A website to visualize graph traversal algorithms and maze generation algorithms written using Typescript and React. Contains implementations of A*, Dijkstra, BFS, and DFS with bidirectional variants. Uses the recursive division algorithm to generate mazes with more horizontally or vertically biased variations.

You can find an online demo here!

The Algorithms

Each algorithm demonstrates different performance/correctness trade-offs.

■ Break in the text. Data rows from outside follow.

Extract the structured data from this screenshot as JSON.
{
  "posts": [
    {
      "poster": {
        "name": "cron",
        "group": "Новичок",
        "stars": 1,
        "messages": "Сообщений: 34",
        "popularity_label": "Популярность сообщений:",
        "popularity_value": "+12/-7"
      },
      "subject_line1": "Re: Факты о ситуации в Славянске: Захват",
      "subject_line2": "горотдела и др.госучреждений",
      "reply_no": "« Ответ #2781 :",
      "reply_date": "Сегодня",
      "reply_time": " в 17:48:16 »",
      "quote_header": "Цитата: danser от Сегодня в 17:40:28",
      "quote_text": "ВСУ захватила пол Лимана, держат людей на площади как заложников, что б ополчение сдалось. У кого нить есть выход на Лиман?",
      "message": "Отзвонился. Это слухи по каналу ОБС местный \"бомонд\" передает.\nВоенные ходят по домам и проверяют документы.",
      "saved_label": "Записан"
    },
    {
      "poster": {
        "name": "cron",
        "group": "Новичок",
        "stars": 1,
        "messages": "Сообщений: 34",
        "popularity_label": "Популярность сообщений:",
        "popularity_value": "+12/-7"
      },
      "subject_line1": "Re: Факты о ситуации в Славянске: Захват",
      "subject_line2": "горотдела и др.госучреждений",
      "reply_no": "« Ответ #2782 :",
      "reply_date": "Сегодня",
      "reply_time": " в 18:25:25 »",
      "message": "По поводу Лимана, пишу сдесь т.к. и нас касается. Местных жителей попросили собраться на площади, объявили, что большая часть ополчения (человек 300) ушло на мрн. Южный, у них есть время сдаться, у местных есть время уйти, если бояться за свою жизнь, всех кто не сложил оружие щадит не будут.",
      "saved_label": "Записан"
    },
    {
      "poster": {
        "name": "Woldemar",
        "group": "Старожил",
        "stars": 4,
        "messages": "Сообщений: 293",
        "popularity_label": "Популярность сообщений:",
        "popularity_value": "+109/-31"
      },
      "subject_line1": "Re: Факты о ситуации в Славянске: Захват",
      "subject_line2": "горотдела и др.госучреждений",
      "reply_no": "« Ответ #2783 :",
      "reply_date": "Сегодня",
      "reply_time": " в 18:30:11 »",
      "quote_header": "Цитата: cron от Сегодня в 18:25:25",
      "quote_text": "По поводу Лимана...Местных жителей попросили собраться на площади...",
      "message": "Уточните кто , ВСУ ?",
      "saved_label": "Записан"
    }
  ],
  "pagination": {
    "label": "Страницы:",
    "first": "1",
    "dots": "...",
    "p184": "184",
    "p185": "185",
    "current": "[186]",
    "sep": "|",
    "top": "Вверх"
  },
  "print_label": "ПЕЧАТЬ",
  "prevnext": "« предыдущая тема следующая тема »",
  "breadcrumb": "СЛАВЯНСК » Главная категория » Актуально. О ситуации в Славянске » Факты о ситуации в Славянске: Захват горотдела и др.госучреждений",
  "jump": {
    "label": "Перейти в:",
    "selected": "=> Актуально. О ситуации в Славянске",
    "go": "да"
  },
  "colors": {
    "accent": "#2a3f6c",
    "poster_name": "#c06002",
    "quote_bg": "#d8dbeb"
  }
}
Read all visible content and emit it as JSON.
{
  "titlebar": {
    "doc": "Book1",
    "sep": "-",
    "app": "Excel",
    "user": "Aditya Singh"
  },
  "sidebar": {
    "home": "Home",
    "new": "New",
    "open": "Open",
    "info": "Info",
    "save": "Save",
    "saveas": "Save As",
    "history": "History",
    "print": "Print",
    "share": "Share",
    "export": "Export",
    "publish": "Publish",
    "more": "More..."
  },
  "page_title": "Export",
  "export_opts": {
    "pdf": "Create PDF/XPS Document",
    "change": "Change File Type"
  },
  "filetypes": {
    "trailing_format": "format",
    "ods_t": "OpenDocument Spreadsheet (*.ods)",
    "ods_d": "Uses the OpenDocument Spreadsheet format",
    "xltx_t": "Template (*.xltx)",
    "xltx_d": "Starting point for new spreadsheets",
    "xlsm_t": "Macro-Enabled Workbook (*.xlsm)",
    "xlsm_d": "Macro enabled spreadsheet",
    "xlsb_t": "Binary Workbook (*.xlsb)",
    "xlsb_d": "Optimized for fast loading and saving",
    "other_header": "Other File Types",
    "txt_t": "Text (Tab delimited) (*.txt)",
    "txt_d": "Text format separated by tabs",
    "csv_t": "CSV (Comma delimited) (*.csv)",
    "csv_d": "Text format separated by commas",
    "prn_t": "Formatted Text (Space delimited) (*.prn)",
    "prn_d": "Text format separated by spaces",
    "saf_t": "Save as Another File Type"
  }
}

A* - Guaranteed to always find the shortest path, minimizes number of nodes explored, very high constant time (more suitable for large graphs), uses a Heap for the frontier

Dijkstra - Guaranteed to always find the shortest path, explores many nodes (especially for unweighted graphs), tends to be slower than A*, uses a Heap for the frontier

BFS - Only finds the shortest path for unweighted graphs, explores a reasonable amount of nodes, very low constant time (more suitable for smaller graphs), uses a Queue for the frontier

DFS - Rarely finds the shortest path, explores few nodes, not optimal for pathfinding, uses a stack for the frontier

Best First - Not guaranteed to find the shortest path, explores the least amount of nodes, uses a Heap for the frontier

Deployment

Add the following property to package.json containing the url the web page will be deployed at.

"homepage": "https://josephprichard.github.io/pathfinder"

Deploy the project to github pages using the following command.

npm run deploy

Pathfinding

The project also contains standalone object-oriented style abstractions for pathfinding on a 2D grid.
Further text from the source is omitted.